The Society of Mutual Autopsy (French: la Société d'autopsie mutuelle)
- Formation: 19 October 1876; 149 years ago
- Dissolved: ^{[clarification needed]}
- Type: Professional association
- Purpose: Anthropology
- Location: Paris, France;
- Affiliations: Society of Anthropology of Paris

= Society of Mutual Autopsy =

The Society of Mutual Autopsy (or French: la Société d'autopsie mutuelle) was a society established on 19 October 1876 by members of the Society of Anthropology of Paris in Paris, France, to facilitate the donation of the bodies of its members for anthropological study upon their death.

==History==
Its purpose was to facilitate research on any links between personality, ability and brain morphology by creating a system whereby members' bodies, upon death, would be donated to the organization for study.
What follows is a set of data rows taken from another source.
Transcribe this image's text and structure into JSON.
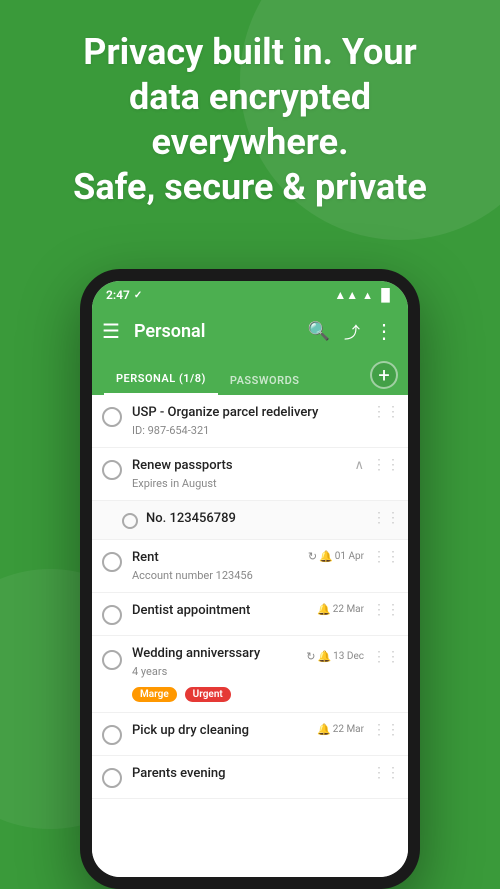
{
  "hero": {
    "title": "Privacy built in. Your data encrypted everywhere.\nSafe, secure & private"
  },
  "status_bar": {
    "time": "2:47",
    "check_icon": "✓",
    "signal": "▲▲",
    "wifi": "▲",
    "battery": "▐"
  },
  "toolbar": {
    "menu_icon": "☰",
    "title": "Personal",
    "search_icon": "🔍",
    "share_icon": "⤴",
    "more_icon": "⋮"
  },
  "tabs": [
    {
      "label": "PERSONAL (1/8)",
      "active": true
    },
    {
      "label": "PASSWORDS",
      "active": false
    }
  ],
  "add_button": "+",
  "list_items": [
    {
      "id": "item-1",
      "title": "USP - Organize parcel redelivery",
      "sub": "ID: 987-654-321",
      "has_checkbox": true,
      "date": null,
      "repeat": false,
      "alarm": false,
      "tags": []
    },
    {
      "id": "item-2",
      "title": "Renew passports",
      "sub": "Expires in August",
      "has_checkbox": true,
      "date": null,
      "repeat": false,
      "alarm": false,
      "tags": [],
      "expanded": true
    },
    {
      "id": "item-2-sub",
      "title": "No. 123456789",
      "sub": null,
      "has_checkbox": false,
      "is_sub": true,
      "date": null,
      "repeat": false,
      "alarm": false,
      "tags": []
    },
    {
      "id": "item-3",
      "title": "Rent",
      "sub": "Account number 123456",
      "has_checkbox": true,
      "date": "01 Apr",
      "repeat": true,
      "alarm": true,
      "tags": []
    },
    {
      "id": "item-4",
      "title": "Dentist appointment",
      "sub": null,
      "has_checkbox": true,
      "date": "22 Mar",
      "repeat": false,
      "alarm": true,
      "tags": []
    },
    {
      "id": "item-5",
      "title": "Wedding anniverssary",
      "sub": "4 years",
      "has_checkbox": true,
      "date": "13 Dec",
      "repeat": true,
      "alarm": true,
      "tags": [
        "Marge",
        "Urgent"
      ]
    },
    {
      "id": "item-6",
      "title": "Pick up dry cleaning",
      "sub": null,
      "has_checkbox": true,
      "date": "22 Mar",
      "repeat": false,
      "alarm": true,
      "tags": []
    },
    {
      "id": "item-7",
      "title": "Parents evening",
      "sub": null,
      "has_checkbox": true,
      "date": null,
      "repeat": false,
      "alarm": false,
      "tags": []
    }
  ],
  "colors": {
    "green_primary": "#4caf50",
    "green_dark": "#388e3c",
    "tag_marge": "#ff9800",
    "tag_urgent": "#e53935"
  }
}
Its primary tool to organize these donations was a sort of living will which accomplished two main tasks. The first was to make clear the intention of the donor to have his or her body delivered to the organization upon death. The second was to present to the organization a description of the donor: the donor's personality, skills, habits, faults, etc. to allow for more complete research by the organization on the connection between these and brain morphology.

Though little-known outside of anthropological circles until recently, it has been the subject of some academic study, and is featured in the 2003 book The End of the Soul – Scientific Modernity, Atheism, and Anthropology in France, 1876–1936 by historian Jennifer Michael Hecht.